Однако недопустимо также оспаривать любые идейные побуждения у принца и приписывать ему, что в своих мероприятиях он стремился только к наживе, грабежу и добыче, как это весьма неискусно и тенденциозно сделал Фридерици в своем ценном во всех других отношениях труде об Америке[30]
. Непостижимо, как могло возникнуть подобное представление. Уже то обстоятельство, что продолжавшиеся 45 лет экспедиции приносили принцу гораздо больше убытков, чем прибыли, решительно говорит против жажды наживы как главной движущей силы. Но к этому следует добавить еще ряд фактов. Принц распорядился, чтобы на открытые в результате его экспедиций необитаемые океанские острова было завезено большое количество скота, а затем велел их заселить. Из приведенной выше надписи на мемориальной доске в честь принца, установленной в Сагрише, мы узнаем, что он для поощрения португальского мореплавания на собственные средства «воздвиг… знаменитую школу космографии, астрономическую обсерваторию и морской арсенал», причем до конца дней содержал их на свои средства. Нам известно также, что он призвал к себе искусного картографа Жафуду Крешкиша, отец которого Авраам был составителем знаменитой Каталонской карты мира от 1375 г. (см. т. II, рис. 3; т. III, рис. 12)[31]. По сообщению Барруша, Генрих до начала своей открывательской деятельности тщательно изучал картографию и астрономию. Все это плохо согласуется с порочащим принца утверждением, будто им руководила только гнусная жажда наживы.Дела Генриха определенно говорят против приписываемых ему низких побуждений, и остается только сожалеть, что фигура благородного принца недавно была представлена в столь ложном свете.
Фридерици утверждает, что во время экспедиций принца на побережье Африки там происходили «гнусные грабежи, облавы и охота на людей, на безоружных ошеломленных берберов и негров, похищение рабов при помощи низких и недостойных способов» и «организовывался грабеж на побережье»[32]

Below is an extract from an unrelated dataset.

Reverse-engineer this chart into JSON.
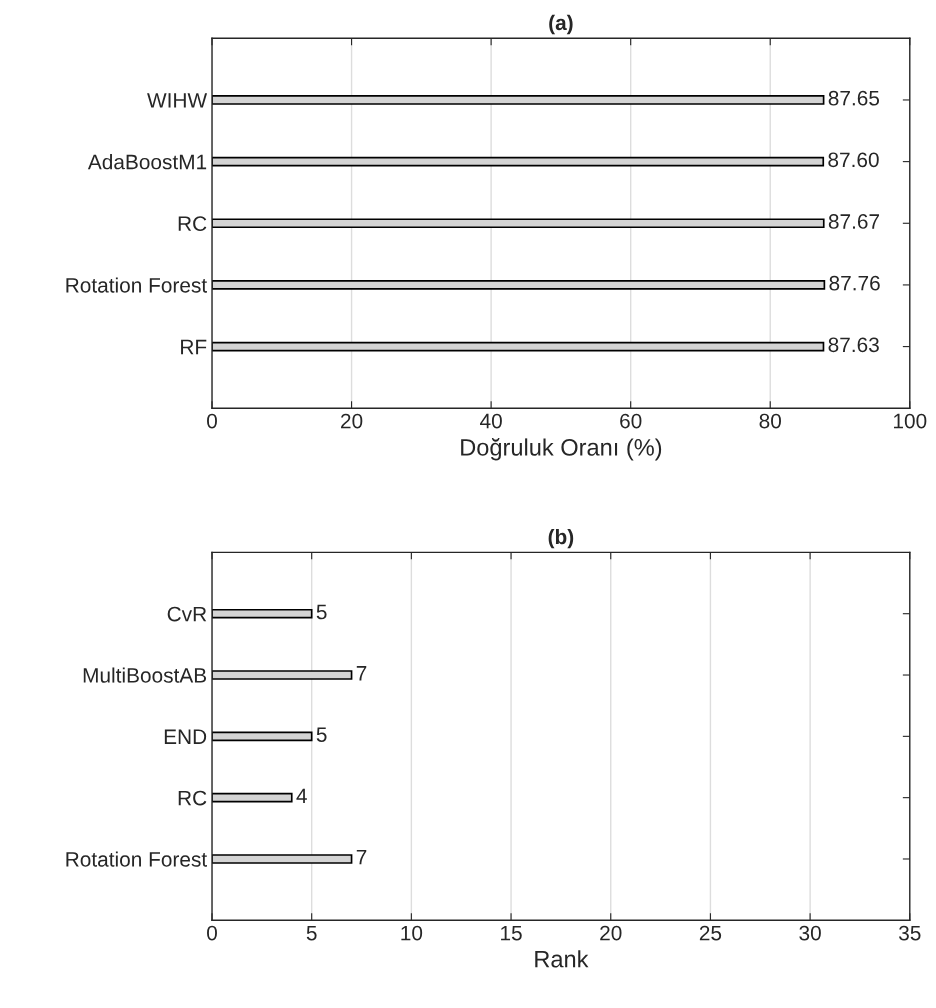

. Этот упрек, конечно, справедлив, но к самому принцу он не относится. Начальники экспедиций, за немногими известными исключениями, несомненно, были гораздо больше заинтересованы в наживе и добыче, чем в географических исследованиях. Для мировоззрения того времени весьма характерно высказывание хрониста Азурары о событии 1444 г.: «Наконец, угодно было богу, воздающему за добрые деяния, послать им за многие понесенные на его службе тяготы победоносный день, славу за их бедствия и возмещение их расходов, так как было всего поймано 165 мужчин, женщин и детей»[33].Фридерици также прав, когда считает, что в экспедициях «дух крестоносцев и миссионеров» сочетался с весьма низменными инстинктами, в связи с чем образовалась странная «смесь бога и наживы, религии и грабежа»[34]
. Но приписывать самому принцу Генриху такие низменные побуждения — это значит заходить слишком далеко. Разумеется, и он не пренебрегал крупным источником обогащения, каким была работорговля. Ведь похищение рабов и торговля ими в те времена считались вполне добропорядочным занятием. Но нельзя оспаривать и того, что принц преследовал также более высокие и благородные цели. Об этом свидетельствует хотя бы то, что Генрих отправил на побережье Африки по крайней мере четыре-пять исследовательских экспедиций, прежде чем стало известно, что, сверх ожиданий, снова достигнут обитаемый берег, за населением которого можно охотиться, превращая людей в рабов. Не низкая жажда наживы, но подлинно культурные и научные интересы определяли деятельность принца. Ведь нам неизвестно, чтобы при последующих экспедициях принц хотя бы раз отдал приказ о захвате возможно большего количества рабов или других богатств. Напротив, им всегда руководило стремление открывать новые побережья. Генрих довольно часто рекомендовал даже вступать в дружественные отношения с аборигенами, привлекать их на свою сторону подарками и склонять к честной торговле.